Dans un Japon d’autrefois réinventé, ravagé par des guerres civiles, de profondes injustices et une extrême violence, les chats se sont regroupés en sociétés aussi efficacement que leurs maîtres. Les « domestiqués », des chats appartenant à de grands seigneurs humains, dominent ces sociétés félines, s’enrichissant au détriment des autres chats. Norachiyo, un chamouraï vagabond, erre dans ce Japon féodal. Le passé qu’il pensait avoir laissé derrière lui continue, néanmoins, de le hanter et lorsque ses ennemis sortent de l’ombre les uns après les autres. Il réalise très vite qu’il va devoir user de son sabre s’il veut trouver l’endroit où il pourra enfin reposer en paix…

Un récit de samouraï qui sort de l’ordinaire

Nekogahara est un récit d’action historico-fantastique qui plonge les lecteurs dans un Japon féodal peuplé de chats anthropomorphes. L’intrigue adopte un schéma assez classique où le héros, ambigu et torturé, privé de son maître, erre sans autre but que de trouver un endroit où mourir en paix. Mais, malgré ce scénario qui semble, au premier abord assez basique, Nekogahara est un récit assez atypique sur bien des aspects.

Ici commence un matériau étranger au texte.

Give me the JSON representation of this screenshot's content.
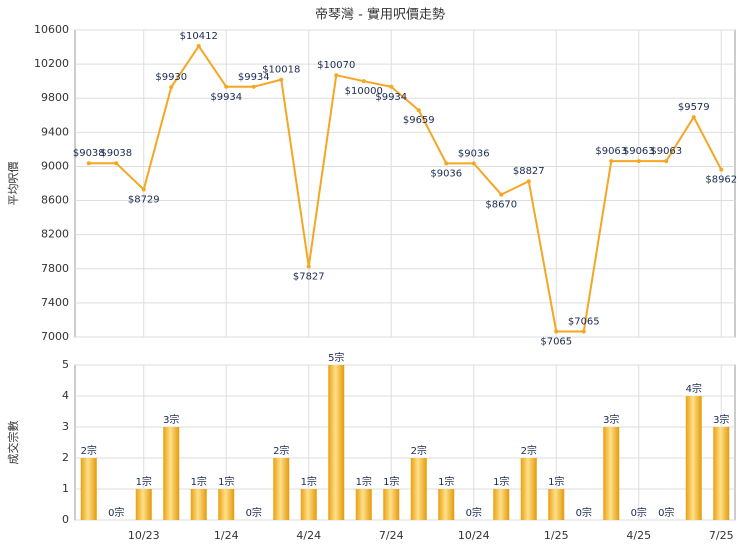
{
  "chart_data": [
    {
      "type": "line",
      "title": "帝琴灣 - 實用呎價走勢",
      "y_label": "平均呎價",
      "color": "#f5a623",
      "categories": [
        null,
        null,
        "10/23",
        null,
        null,
        "1/24",
        null,
        null,
        "4/24",
        null,
        null,
        "7/24",
        null,
        null,
        "10/24",
        null,
        null,
        "1/25",
        null,
        null,
        "4/25",
        null,
        null,
        "7/25"
      ],
      "values": [
        9038,
        9038,
        8729,
        9930,
        10412,
        9934,
        9934,
        10018,
        7827,
        10070,
        10000,
        9934,
        9659,
        9036,
        9036,
        8670,
        8827,
        7065,
        7065,
        9063,
        9063,
        9063,
        9579,
        8962
      ],
      "value_labels": [
        "$9038",
        "$9038",
        "$8729",
        "$9930",
        "$10412",
        "$9934",
        "$9934",
        "$10018",
        "$7827",
        "$10070",
        "$10000",
        "$9934",
        "$9659",
        "$9036",
        "$9036",
        "$8670",
        "$8827",
        "$7065",
        "$7065",
        "$9063",
        "$9063",
        "$9063",
        "$9579",
        "$8962"
      ],
      "ylim": [
        7000,
        10600
      ],
      "yticks": [
        7000,
        7400,
        7800,
        8200,
        8600,
        9000,
        9400,
        9800,
        10200,
        10600
      ],
      "grid": true
    },
    {
      "type": "bar",
      "y_label": "成交宗數",
      "color": "#f0b020",
      "categories": [
        null,
        null,
        "10/23",
        null,
        null,
        "1/24",
        null,
        null,
        "4/24",
        null,
        null,
        "7/24",
        null,
        null,
        "10/24",
        null,
        null,
        "1/25",
        null,
        null,
        "4/25",
        null,
        null,
        "7/25"
      ],
      "values": [
        2,
        0,
        1,
        3,
        1,
        1,
        0,
        2,
        1,
        5,
        1,
        1,
        2,
        1,
        0,
        1,
        2,
        1,
        0,
        3,
        0,
        0,
        4,
        3
      ],
      "value_labels": [
        "2宗",
        "0宗",
        "1宗",
        "3宗",
        "1宗",
        "1宗",
        "0宗",
        "2宗",
        "1宗",
        "5宗",
        "1宗",
        "1宗",
        "2宗",
        "1宗",
        "0宗",
        "1宗",
        "2宗",
        "1宗",
        "0宗",
        "3宗",
        "0宗",
        "0宗",
        "4宗",
        "3宗"
      ],
      "ylim": [
        0,
        5
      ],
      "yticks": [
        0,
        1,
        2,
        3,
        4,
        5
      ],
      "grid": true
    }
  ]
}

Norachiyo est un véritable anti-héros, hargneux, renfrogné, féroce et incontrôlable. Tout au long de ce tome, il ne cesse de découper ses ennemis. Ce personnage rempli de contradictions, sauvage et méfiant, réfractaire à toute relation avec les autres, aide cependant la veuve et l’orphelin dès qu’il le peut. Même s’il n’a plus de maître, il reste attaché à son honneur et aux valeurs des samouraïs. Il a en horreur l’hypocrisie et la cupidité de certains chats qui traitent leurs semblables avec mépris. Il n’hésite pas à user de stratégies très sournoises contre ses adversaires. Il abat sans pitié ceux qui, selon lui, ont oublié les vertus du vagabondage et ne se comportent pas comme des félins honorables. Ses actes revanchards gagnent en violence au fil des chapitres, à mesure qu’il poursuit son errance, s’attirant de plus en plus d’ennemis.

Ce premier tome pose les bases de cette série en cinq tomes. Un fil rouge s’installe doucement, avec le mystère du passé du héros, le vieux chamouraï Norachiyo. Ce passé sera sans doute développé par la suite, de même que l’intrigue. En alternant des scènes de combats intenses et des moments plus contemplatifs, presque sereins, l’auteur parvient à mettre en place un rythme entraînant et à immerger le lecteur dans son univers.

Un univers original

La société imaginée par Horoyuki Takei, où les chats remplacent les humains, est une trouvaille des plus originales. Au travers de cette idée ingénieuse de faire manier le sabre à des matous tous plus cruels les uns que les autres, le mangaka, à qui l’on doit notamment la série Shaman King, crée un univers qui traite, de manière indirecte, du rapport entre le chat et l’humain. Cette thématique, qui mérite d’être développée et précisée (sans doute dans les prochains tomes), est un des points fort de ce premier tome.

Autre point intéressant, la violence de cette société très sombre offre un contraste saisissant avec l’aspect mignon des félins. L’auteur joue habilement entre les styles en mélangeant fable animalière et manga de samouraï, sortant ainsi des sentiers battus. Le décalage entre les deux univers est intéressant.

L’utilisation des animaux comme protagonistes, avec un design calqué sur les différentes races de chat, donne lieu à de très belles planches (bien que parfois un peu confuses), notamment dans les moments d’action. Les graphismes, grâce à un joli jeu d’encrage et à des traits épurés, rappelle un peu le style des estampes.

Ce premier tome de Nekogahara devrait plaire aux amateurs d’histoires de samouraï et de Japon féodal.